For direct access to MSE fitting:

from spark_bestfit.fitting import fit_mse
from scipy import stats
import numpy as np

# Generate data
np.random.seed(42)
data = np.random.normal(10.0, 2.0, 1000)

# Fit using MSE
params = fit_mse(stats.norm, data)
print(f"Parameters: loc={params[0]:.2f}, scale={params[1]:.2f}")

# With initial parameter guess (for faster convergence)
params = fit_mse(stats.norm, data, initial_params=(9.0, 1.5))

Integration with Heavy-Tail Detection

MSE integrates seamlessly with spark-bestfit’s heavy-tail detection:

  • When estimation_method="auto", heavy-tail detection runs automatically

  • If heavy tails are detected, MSE is used instead of MLE

  • When explicitly using estimation_method="mse", the heavy-tail warning is suppressed (since you’re already using the recommended approach)

import warnings

# With auto: warning if heavy-tailed but shows we're using MSE
results = fitter.fit(df, "value", estimation_method="auto")

# With explicit mse: no warning (you know what you're doing)
with warnings.catch_warnings(record=True) as w:
    warnings.simplefilter("always")
    results = fitter.fit(df, "value", estimation_method="mse")
    heavy_tail_warnings = [x for x in w if "heavy-tail" in str(x.message)]
    assert len(heavy_tail_warnings) == 0  # No warning

Performance Considerations

MSE is slightly slower than MLE because it requires optimization over the spacing objective function.
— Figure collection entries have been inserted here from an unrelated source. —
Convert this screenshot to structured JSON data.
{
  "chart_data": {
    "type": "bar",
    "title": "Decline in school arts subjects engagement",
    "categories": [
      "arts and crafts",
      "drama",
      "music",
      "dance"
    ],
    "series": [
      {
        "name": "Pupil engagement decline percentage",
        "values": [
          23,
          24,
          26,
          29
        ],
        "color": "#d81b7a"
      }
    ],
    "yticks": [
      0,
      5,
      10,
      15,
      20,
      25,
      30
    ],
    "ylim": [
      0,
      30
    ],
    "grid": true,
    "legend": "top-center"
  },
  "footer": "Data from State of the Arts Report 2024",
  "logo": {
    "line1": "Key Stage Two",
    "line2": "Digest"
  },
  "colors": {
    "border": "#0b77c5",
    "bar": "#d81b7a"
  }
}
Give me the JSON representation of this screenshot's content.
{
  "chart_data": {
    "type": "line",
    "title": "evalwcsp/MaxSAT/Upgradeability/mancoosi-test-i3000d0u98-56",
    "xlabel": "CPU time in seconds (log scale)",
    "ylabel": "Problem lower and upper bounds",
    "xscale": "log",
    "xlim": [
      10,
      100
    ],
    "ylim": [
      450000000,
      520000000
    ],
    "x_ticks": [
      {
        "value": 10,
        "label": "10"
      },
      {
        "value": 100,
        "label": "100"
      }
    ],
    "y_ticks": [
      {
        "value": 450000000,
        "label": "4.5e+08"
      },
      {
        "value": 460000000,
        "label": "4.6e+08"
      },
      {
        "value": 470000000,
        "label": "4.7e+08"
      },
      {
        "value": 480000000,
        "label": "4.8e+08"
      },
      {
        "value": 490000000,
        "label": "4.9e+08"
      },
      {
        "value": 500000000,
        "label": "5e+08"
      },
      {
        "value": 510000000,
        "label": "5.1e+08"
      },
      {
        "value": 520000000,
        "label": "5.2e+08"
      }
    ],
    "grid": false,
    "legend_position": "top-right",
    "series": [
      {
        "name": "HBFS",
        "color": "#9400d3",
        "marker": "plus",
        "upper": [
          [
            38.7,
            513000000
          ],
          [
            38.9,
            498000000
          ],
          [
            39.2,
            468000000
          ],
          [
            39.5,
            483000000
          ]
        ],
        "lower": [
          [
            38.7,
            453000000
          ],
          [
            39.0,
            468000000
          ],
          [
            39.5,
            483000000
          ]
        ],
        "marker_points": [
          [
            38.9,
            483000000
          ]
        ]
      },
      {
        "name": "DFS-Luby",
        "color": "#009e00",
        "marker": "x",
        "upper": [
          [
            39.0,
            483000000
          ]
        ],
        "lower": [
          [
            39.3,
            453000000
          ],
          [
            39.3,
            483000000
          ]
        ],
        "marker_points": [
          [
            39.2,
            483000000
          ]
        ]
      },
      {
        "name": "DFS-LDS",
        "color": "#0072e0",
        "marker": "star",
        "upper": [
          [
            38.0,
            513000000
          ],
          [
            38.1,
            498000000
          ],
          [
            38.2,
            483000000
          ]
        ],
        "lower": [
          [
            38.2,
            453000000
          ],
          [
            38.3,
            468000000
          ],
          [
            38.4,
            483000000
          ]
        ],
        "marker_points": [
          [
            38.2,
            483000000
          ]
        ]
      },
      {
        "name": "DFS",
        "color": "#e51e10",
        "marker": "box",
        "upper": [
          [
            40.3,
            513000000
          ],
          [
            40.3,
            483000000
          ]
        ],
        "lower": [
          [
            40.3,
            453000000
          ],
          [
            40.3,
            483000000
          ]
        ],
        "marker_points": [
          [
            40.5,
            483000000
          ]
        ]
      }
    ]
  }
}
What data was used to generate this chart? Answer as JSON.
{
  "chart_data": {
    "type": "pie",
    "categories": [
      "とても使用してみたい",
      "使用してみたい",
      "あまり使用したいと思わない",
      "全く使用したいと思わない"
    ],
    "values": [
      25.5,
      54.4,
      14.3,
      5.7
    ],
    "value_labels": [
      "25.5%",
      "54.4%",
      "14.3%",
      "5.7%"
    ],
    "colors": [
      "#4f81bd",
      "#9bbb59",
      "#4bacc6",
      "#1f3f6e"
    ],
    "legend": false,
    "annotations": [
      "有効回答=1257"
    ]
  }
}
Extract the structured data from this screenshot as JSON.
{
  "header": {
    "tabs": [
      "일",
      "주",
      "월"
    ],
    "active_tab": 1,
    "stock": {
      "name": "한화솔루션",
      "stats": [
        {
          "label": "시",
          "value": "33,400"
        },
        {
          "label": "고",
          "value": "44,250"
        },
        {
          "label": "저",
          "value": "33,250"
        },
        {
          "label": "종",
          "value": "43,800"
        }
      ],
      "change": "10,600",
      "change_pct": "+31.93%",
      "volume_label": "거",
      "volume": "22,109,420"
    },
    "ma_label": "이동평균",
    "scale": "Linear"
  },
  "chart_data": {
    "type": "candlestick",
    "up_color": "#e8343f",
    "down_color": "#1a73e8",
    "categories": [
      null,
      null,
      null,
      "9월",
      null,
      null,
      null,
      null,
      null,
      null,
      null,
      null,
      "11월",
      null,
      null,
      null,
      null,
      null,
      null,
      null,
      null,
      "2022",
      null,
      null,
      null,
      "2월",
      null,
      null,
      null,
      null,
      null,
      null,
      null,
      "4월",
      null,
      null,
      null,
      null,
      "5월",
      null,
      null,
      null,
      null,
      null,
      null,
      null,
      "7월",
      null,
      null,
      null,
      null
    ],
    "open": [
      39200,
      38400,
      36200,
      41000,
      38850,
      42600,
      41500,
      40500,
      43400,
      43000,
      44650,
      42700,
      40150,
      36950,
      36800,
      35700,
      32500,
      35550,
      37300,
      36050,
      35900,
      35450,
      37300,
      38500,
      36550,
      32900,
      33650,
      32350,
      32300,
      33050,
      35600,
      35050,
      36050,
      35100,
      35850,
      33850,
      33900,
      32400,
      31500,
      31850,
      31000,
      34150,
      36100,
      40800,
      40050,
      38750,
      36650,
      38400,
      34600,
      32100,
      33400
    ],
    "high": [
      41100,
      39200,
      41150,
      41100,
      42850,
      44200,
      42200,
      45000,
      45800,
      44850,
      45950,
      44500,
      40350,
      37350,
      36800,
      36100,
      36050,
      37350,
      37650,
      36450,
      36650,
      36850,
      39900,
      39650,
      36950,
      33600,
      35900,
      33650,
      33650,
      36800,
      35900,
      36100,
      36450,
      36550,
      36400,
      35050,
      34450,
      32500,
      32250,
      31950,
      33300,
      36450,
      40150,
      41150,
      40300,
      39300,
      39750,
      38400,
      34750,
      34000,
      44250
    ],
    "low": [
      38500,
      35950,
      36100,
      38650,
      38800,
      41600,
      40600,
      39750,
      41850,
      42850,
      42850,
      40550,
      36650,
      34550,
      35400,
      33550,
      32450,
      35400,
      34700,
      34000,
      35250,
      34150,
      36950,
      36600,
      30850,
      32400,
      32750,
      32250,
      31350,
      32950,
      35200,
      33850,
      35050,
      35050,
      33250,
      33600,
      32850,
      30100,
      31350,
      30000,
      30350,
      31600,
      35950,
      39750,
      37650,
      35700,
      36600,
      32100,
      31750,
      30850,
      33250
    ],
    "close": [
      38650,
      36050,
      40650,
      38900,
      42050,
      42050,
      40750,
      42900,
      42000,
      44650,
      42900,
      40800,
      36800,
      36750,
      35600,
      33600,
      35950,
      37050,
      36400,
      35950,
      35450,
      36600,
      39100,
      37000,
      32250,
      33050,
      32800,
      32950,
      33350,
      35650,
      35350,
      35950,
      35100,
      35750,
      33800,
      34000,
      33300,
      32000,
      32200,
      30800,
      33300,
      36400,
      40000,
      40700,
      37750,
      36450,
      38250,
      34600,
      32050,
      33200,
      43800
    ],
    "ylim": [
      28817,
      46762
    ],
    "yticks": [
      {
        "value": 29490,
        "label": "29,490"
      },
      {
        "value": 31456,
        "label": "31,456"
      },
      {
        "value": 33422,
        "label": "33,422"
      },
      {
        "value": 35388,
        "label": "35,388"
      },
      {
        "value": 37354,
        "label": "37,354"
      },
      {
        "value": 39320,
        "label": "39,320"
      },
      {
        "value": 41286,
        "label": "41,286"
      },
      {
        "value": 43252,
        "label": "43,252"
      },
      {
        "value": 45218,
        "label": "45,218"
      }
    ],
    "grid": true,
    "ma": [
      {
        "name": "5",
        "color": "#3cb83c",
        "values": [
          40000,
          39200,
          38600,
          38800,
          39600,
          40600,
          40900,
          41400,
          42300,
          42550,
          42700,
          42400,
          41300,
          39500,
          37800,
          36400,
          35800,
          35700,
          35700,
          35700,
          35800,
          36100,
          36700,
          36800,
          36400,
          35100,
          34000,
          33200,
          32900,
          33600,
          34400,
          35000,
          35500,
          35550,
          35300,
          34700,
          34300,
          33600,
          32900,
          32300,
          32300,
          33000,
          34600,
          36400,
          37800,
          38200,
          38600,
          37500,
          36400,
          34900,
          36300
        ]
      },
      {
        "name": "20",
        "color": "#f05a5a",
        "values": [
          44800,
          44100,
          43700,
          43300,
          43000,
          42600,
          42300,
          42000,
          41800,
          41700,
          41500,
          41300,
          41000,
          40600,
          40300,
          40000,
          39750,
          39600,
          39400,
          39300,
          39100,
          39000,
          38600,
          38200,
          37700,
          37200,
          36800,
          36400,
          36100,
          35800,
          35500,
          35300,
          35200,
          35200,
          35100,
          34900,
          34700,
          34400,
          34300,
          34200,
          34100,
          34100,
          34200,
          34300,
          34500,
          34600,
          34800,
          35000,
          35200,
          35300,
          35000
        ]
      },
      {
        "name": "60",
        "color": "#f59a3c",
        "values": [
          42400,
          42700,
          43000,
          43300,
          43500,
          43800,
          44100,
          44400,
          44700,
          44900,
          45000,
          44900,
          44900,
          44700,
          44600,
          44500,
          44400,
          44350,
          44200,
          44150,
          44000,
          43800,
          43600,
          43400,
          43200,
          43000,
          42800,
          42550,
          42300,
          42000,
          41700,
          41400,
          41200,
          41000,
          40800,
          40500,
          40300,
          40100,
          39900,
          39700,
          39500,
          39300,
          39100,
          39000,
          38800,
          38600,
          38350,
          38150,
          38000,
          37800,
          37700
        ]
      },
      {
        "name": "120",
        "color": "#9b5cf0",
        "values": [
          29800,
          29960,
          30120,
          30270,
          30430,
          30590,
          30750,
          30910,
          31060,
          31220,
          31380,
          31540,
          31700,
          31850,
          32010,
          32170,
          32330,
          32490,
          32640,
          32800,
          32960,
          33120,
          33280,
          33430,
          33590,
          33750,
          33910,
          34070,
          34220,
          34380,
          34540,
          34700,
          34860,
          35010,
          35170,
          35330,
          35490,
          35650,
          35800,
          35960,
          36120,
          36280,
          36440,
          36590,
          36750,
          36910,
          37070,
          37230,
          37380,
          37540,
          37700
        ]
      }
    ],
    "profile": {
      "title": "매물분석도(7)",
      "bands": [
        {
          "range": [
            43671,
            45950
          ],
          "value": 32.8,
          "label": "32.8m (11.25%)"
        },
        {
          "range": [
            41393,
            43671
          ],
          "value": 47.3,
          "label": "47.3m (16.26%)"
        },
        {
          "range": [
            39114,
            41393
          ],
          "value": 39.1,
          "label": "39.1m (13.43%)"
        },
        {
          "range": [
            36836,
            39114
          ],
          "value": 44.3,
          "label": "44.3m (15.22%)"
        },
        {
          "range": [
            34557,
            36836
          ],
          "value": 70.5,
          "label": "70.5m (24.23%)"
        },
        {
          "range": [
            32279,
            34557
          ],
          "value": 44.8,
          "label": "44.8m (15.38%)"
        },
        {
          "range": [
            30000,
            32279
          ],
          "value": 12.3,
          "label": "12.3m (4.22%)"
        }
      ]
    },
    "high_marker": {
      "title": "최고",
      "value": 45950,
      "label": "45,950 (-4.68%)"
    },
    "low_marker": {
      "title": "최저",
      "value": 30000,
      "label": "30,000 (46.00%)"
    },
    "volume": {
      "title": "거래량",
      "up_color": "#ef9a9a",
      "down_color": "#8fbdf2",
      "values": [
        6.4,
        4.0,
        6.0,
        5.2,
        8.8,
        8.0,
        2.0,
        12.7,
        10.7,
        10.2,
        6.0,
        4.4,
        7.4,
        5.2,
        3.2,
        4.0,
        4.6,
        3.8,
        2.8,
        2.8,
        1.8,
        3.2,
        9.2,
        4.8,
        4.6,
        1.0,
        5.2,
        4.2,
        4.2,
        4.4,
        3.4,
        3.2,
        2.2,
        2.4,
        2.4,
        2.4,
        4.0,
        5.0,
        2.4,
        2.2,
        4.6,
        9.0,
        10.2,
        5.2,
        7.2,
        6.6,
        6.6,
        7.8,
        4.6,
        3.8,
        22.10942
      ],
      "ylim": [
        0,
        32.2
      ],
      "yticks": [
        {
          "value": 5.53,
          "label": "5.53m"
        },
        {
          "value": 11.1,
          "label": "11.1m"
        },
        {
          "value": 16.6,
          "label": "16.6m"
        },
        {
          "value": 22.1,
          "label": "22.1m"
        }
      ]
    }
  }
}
Typical overhead:

  • Small datasets (<1000 points): ~2x slower than MLE

  • Large datasets (>10000 points): ~1.5x slower than MLE

For performance-critical applications with known non-heavy-tailed data, stick with the default estimation_method="mle".

References

  • Ranneby, B. (1984). “The Maximum Spacing Method. An Estimation Method Related to the Maximum Likelihood Method.” Scandinavian Journal of Statistics, 11(2), 93-112.